Step 3: Make Assertions and Test Them
By having collected all of this data and if you still haven’t figured out the real cause you are in a good position to start making some speculations as to what happened.
If you are having a lot of unpredictable problems up and down your product that come and go as you push new changes then you most likely have a systemic problem, which means that your system itself is inherently unstable. In these cases the remedies aren’t many, you are in a bad position of having accumulated too much technical debt that needs to be paid back. In most cases this means a complete rewrite of the offending part or the whole application if things are that severe.

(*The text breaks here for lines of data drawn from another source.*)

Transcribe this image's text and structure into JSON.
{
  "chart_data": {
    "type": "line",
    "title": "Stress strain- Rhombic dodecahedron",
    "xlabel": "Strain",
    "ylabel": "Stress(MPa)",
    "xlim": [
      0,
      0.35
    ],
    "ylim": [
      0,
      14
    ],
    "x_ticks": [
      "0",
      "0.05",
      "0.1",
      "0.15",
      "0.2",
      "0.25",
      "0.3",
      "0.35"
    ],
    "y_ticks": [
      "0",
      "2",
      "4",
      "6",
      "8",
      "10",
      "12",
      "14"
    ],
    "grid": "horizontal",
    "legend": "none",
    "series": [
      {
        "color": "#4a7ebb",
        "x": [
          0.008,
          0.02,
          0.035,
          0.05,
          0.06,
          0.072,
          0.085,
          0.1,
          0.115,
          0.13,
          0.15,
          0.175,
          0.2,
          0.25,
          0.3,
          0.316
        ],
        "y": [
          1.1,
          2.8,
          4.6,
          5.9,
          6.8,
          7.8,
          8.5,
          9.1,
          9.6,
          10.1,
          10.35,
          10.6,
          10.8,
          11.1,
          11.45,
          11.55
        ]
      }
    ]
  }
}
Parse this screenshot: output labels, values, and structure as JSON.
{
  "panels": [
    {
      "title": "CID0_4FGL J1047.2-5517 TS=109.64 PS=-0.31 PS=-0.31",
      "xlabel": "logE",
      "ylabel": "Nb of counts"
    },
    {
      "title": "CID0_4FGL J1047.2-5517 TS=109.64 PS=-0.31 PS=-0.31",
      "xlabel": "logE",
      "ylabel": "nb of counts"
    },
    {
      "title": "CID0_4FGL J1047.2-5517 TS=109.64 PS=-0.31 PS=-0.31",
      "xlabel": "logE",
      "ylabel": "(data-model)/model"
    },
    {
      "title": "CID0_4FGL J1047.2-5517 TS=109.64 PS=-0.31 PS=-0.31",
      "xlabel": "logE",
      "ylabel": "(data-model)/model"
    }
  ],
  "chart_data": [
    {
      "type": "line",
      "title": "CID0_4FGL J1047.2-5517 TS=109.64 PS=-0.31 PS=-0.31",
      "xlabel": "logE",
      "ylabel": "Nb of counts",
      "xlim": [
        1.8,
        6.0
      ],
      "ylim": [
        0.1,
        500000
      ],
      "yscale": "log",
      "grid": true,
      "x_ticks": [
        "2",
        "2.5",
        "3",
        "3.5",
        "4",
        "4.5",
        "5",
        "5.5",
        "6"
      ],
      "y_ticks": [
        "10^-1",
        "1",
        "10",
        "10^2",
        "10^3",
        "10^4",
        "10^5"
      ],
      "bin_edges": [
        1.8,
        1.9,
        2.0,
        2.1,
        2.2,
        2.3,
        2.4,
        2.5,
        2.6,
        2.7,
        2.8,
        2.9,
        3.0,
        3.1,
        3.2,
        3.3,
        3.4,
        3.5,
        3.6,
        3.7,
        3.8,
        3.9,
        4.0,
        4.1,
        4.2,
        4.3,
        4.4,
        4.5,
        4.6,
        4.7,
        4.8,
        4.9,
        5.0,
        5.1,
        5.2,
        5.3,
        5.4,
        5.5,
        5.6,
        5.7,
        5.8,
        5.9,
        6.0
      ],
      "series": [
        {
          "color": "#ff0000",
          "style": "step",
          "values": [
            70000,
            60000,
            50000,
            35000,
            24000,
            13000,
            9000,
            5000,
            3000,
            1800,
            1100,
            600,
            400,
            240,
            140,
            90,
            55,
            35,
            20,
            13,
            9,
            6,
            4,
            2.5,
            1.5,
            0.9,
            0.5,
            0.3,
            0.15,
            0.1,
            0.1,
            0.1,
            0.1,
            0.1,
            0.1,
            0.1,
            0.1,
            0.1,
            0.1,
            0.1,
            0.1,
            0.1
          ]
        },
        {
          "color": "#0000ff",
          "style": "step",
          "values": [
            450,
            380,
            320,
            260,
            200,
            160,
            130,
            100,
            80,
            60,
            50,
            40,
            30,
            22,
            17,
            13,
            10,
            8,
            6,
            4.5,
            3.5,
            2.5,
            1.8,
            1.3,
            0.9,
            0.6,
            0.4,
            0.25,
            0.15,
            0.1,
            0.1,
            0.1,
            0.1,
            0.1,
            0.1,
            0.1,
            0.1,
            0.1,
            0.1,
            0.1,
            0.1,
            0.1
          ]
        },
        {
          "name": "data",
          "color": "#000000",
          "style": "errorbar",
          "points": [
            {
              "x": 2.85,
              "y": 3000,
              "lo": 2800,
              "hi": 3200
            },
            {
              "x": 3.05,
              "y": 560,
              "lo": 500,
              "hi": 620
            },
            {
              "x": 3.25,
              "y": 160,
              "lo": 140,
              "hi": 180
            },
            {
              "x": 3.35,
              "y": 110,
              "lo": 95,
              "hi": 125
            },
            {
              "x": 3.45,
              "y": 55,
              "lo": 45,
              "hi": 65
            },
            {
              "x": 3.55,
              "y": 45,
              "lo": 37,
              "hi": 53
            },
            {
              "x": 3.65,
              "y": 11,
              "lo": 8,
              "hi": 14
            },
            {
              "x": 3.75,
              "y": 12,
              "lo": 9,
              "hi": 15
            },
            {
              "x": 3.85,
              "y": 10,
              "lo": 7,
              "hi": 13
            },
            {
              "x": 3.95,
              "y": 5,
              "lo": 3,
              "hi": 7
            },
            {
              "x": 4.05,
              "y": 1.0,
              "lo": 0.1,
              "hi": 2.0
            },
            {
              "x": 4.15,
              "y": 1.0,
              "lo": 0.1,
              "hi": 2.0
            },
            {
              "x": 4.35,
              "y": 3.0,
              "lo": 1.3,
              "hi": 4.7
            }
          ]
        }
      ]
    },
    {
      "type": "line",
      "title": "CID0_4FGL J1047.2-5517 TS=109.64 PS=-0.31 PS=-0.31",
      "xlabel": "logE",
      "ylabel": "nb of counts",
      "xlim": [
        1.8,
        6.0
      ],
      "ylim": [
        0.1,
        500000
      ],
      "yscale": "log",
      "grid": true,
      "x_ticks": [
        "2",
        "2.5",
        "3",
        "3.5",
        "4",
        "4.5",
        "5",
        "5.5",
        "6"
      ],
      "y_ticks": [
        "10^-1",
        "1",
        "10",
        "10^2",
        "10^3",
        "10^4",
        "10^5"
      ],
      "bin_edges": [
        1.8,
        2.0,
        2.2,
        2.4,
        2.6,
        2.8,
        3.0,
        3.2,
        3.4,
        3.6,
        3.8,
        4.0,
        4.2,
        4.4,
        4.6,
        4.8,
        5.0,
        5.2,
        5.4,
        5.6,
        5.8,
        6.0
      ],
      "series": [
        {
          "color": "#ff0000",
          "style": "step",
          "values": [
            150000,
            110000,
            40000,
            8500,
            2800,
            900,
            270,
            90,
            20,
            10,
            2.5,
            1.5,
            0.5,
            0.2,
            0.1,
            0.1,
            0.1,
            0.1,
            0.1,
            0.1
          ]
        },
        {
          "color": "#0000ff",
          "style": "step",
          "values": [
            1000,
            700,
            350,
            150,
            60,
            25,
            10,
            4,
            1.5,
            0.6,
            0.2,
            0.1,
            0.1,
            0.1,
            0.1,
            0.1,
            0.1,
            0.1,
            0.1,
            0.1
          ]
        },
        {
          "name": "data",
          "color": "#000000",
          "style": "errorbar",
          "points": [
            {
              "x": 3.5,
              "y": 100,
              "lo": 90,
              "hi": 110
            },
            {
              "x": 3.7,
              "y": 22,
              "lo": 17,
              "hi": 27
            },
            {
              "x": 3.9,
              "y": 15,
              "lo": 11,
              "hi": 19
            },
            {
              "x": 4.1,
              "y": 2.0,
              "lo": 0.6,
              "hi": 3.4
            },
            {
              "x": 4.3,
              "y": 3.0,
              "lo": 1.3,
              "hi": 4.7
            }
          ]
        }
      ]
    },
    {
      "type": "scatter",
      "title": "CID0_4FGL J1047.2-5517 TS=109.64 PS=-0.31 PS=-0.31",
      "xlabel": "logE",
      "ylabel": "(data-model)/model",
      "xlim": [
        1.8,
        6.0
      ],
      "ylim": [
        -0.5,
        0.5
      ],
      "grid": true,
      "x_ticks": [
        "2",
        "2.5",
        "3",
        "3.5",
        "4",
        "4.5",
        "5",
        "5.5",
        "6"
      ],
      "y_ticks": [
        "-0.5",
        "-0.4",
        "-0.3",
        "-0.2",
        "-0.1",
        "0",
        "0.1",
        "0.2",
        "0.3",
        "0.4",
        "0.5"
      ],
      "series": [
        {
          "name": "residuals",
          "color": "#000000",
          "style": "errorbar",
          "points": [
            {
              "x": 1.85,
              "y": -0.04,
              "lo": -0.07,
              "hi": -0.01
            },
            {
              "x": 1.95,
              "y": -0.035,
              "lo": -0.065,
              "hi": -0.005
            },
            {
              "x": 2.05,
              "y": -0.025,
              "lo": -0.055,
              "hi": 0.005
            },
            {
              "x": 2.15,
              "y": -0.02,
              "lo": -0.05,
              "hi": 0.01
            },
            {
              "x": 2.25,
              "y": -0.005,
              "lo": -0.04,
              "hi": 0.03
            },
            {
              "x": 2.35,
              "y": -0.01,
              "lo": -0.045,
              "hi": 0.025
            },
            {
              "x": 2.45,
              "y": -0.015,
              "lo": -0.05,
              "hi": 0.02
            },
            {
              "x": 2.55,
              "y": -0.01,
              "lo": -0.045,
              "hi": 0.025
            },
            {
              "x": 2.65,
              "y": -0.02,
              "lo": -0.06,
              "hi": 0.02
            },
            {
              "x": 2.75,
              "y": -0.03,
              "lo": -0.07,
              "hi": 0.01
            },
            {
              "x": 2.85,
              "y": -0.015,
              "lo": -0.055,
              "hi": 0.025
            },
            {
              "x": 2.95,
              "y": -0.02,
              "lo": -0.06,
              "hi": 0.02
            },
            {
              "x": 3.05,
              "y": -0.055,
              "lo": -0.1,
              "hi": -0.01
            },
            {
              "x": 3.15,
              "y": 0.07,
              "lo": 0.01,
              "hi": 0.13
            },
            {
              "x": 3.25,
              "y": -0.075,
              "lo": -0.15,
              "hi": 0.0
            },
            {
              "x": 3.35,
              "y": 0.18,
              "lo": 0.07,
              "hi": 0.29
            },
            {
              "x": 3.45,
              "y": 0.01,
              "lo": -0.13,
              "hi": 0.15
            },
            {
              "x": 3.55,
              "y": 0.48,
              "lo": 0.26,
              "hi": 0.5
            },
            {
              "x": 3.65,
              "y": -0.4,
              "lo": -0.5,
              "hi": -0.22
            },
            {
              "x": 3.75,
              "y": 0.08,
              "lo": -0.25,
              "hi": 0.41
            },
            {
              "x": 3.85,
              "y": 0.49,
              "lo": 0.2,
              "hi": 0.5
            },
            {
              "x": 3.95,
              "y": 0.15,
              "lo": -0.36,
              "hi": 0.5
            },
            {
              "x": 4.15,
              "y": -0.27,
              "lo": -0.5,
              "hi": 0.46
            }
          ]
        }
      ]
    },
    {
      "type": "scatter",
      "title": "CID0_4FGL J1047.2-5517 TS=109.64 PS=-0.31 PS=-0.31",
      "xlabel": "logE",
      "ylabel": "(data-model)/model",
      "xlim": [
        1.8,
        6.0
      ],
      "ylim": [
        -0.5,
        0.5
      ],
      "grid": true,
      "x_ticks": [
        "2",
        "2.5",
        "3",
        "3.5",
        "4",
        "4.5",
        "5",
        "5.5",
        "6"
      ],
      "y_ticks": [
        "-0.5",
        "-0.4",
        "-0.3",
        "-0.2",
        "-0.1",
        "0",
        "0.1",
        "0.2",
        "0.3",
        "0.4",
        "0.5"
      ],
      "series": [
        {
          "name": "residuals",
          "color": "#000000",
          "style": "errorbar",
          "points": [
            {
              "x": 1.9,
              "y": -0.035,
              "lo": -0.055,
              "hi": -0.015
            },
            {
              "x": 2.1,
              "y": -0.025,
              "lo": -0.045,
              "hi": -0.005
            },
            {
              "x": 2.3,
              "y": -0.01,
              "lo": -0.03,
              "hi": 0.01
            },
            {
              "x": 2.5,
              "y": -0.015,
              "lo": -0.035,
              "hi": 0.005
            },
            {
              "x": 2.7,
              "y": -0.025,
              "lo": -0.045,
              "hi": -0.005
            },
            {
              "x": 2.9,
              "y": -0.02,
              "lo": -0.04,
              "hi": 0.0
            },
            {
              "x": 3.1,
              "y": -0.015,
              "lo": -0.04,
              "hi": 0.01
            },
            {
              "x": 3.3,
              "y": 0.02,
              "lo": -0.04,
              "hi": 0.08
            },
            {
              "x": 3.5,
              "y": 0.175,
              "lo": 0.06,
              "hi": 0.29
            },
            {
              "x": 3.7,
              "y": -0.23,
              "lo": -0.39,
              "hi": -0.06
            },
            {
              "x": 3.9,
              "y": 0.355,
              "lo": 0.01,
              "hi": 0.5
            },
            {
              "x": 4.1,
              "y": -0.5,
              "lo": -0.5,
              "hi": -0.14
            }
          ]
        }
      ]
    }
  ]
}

If the issues are more narrowly defined and you have excluded all application factors, meaning the application works fine for you and 95% of your clients, then it most likely has to do with the reporting client’s specific configuration and Network connectivity. So you make an assumption that the problem comes from Websocket connectivity, you then need to verify that assumption by testing it. You either create an in-application or use an external test service to drive your customer there, have them perform the test and send back to you the results of that test.
Hopefully by now you have a good understanding of the problem and you can proceed to apply a solution that can cope with the connectivity challenges a browser can face.
The Next Step: Automation
As you have already realized, the troubleshooting process can be very lengthy and painful for you, and most importantly for your customers. While at the early stages of your business you can afford to handle all your customers personally this will not scale and the user experience is terrible.
So you gain time, your customers do not have to perform a 12-step troubleshooting guide and you can fix, iterate and evolve faster than ever before.